Bu rejim sürdürelebilir değildir. Lakin bu rejimden kurtulabilmenin bir koşulu ve tek bir yolu vardır.
O yüzde 48’lik büyük direniş potansiyelini korumak, güçlendirmek ve geleceğe taşımaktır. Bu nedenle muhalefet güçlerinin kendi iç tartışmalarına gömülmeleri büyük bir yanılgı olacak ve tarihî fırsatın kaçırılmasına yol açacaktır. Yapılması gereken şey ilerici, demokratik, cumhuriyetçi ve sol güçlerin ortasındaki birlik ve dayanışma alakalarını geliştirmektir. İktidarı sınırlayabilecek tek güç budur. Zira bu seçimlerin kaybedilmesiyle iktidarın önünde istikrar ve fren fonksiyonu görebilecek hiçbir kurumsal yapı kalmamıştır.
“SESSİZ KONSENSÜSÜ BOZMUŞ OLDUM”
Bana yapılan operasyonun gayelerinden biri de muhalefet blokunun parçalanmasıdır. Kısmen başarılı oldukları da ÂLÂ Parti’nin tavrından anlaşılmaktadır. Muhakkak ki ben yaptığım TV programıyla hem iktidar ve sistem içi muhalefet bu sessiz konsensüsü bozmuş oldum hem de iktidarın yaptığı yeni bir açılım hazırlığını “suçüstü” yakaladım. Zira iktidar alanı daralan gerici faşist koalisyon yeni destekler arıyor. Bunlardan biri de İmralı üzerinden geliştirilebilecek yeni bir açılım siyasetidir.
Ben infaz hukukunun uygulanmasını isterken -ki bir devletin kendi yasasını uygulamasını istemektir bu- temel olarak bu oyunu açığa çıkardım. O denli anlaşılıyor ki bu husus iktidar etraflarını çok rahatsız etmiş. Yeni açılım hazırlığını gündeme getiren AKP milletvekili Galip Ensarioğlu’nun kelamlarını eleştirmemin nedeni budur. Ensarioğlu’nun “Apocu” olduğu üzere ironi yaptığım betimleme dışında söylediğim her şey bana yönelik hücum ile doğrulanmıştır.

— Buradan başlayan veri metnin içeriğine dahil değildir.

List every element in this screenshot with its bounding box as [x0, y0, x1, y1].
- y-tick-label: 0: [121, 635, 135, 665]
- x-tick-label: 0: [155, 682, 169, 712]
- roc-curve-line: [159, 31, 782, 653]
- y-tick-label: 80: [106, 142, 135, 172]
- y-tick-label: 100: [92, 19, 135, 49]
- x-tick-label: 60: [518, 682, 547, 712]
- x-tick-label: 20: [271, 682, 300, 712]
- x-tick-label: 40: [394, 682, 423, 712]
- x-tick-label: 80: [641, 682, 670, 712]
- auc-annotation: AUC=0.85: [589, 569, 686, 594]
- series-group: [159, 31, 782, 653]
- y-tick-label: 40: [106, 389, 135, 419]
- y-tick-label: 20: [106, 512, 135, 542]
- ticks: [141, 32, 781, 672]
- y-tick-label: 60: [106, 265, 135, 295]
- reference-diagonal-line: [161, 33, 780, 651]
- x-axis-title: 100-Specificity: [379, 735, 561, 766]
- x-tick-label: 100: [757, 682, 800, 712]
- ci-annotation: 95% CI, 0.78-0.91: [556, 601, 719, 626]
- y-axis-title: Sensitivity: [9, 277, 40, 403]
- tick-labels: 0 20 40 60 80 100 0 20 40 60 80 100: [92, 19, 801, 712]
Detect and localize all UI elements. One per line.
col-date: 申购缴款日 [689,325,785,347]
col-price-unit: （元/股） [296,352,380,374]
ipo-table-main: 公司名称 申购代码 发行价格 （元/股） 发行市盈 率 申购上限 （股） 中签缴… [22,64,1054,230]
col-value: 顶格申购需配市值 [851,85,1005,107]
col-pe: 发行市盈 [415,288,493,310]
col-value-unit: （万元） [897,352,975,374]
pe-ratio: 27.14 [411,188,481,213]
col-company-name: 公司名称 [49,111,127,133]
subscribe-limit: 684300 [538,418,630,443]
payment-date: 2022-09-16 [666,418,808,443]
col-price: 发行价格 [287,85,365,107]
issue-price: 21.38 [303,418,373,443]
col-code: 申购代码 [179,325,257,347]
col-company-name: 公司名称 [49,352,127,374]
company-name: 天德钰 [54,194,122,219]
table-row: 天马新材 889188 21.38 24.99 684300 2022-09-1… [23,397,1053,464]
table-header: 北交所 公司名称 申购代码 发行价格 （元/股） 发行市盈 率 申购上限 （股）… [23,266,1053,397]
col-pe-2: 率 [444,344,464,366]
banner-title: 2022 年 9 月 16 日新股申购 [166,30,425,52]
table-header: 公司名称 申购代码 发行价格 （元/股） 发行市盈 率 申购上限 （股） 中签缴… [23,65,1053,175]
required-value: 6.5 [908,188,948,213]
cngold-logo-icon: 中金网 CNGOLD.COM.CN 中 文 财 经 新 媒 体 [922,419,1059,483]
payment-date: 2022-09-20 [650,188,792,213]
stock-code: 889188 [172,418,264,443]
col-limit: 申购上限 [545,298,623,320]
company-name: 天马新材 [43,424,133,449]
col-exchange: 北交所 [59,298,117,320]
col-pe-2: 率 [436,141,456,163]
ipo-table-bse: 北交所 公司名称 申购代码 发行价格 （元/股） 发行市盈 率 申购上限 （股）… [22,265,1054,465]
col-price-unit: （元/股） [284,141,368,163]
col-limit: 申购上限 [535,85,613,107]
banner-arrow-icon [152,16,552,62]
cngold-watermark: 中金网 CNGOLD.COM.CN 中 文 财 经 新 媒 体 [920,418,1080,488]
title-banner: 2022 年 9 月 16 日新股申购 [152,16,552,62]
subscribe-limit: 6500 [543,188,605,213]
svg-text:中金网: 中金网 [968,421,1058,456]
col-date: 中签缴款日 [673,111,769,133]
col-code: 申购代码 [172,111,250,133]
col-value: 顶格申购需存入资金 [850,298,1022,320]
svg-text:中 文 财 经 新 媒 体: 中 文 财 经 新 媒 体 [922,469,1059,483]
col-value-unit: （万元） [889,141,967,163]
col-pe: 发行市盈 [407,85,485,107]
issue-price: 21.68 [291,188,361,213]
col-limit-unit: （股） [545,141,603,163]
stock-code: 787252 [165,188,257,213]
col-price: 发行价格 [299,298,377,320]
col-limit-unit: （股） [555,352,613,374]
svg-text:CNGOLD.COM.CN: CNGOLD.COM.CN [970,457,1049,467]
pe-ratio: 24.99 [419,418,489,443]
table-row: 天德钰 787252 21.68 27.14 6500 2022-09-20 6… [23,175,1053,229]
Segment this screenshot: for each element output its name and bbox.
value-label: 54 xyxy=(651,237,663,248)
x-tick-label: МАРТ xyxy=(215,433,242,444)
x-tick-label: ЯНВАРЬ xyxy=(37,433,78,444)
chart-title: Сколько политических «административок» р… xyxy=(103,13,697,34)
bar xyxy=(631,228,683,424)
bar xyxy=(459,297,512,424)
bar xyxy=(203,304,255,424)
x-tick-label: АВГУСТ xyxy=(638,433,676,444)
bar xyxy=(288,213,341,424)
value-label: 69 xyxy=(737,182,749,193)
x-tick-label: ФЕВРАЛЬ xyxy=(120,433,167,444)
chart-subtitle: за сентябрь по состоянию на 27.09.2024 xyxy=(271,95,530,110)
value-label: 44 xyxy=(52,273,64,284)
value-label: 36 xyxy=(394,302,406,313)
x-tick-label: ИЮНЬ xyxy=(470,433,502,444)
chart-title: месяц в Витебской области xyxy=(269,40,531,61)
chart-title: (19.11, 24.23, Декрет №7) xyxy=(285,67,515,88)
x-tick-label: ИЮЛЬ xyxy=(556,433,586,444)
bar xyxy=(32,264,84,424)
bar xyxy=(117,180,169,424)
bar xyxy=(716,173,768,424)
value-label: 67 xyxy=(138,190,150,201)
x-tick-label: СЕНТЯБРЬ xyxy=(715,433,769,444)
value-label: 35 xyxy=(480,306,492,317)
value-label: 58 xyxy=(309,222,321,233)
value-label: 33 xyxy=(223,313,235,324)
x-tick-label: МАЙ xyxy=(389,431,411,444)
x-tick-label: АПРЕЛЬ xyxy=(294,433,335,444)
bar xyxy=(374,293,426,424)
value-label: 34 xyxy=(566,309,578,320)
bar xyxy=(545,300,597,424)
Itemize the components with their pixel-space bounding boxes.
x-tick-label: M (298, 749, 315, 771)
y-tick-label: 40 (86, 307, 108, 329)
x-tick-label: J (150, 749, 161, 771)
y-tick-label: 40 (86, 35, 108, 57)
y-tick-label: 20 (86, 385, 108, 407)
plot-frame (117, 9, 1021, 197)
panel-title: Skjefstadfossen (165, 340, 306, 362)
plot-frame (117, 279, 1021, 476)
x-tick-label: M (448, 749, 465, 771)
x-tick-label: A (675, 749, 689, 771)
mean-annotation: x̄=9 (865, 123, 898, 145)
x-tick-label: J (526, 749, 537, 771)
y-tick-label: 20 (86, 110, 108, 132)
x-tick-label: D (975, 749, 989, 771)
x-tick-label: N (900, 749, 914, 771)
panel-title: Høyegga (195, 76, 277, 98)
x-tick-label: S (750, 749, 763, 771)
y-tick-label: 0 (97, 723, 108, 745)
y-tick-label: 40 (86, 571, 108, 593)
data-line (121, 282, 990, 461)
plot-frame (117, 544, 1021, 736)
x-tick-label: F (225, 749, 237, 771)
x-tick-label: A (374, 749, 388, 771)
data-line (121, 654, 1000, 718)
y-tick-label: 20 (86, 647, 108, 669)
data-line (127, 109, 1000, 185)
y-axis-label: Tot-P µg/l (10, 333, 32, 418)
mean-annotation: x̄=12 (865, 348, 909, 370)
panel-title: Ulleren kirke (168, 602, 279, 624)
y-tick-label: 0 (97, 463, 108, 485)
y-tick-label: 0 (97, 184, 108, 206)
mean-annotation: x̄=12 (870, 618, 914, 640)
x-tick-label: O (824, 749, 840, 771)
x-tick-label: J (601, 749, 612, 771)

“ZORBALIĞA BOYUN EĞMEYECEĞİM”
Ben zorbalığa boyun eğmeyeceğim. Sözlerimde “suç” değil siyasal teşhir ve tahlil vardır. Bu görüşlerimi savunmaya devam edeceğim. İnfaz hukuku herkese adil biçimde uygulanmak durumundadır. Şayet bu türlü yapılırsa iktidarın İmralıyı bir siyasal araç olarak kullanmasının da önüne geçilecektir.
Bir dostumun dediği üzere kimse telaş etmesin, Silivri soğuk değil.
Bana dayanak veren herkese selamlarımı, hürmetlerimi ve sevgilerimi iletiyorum.”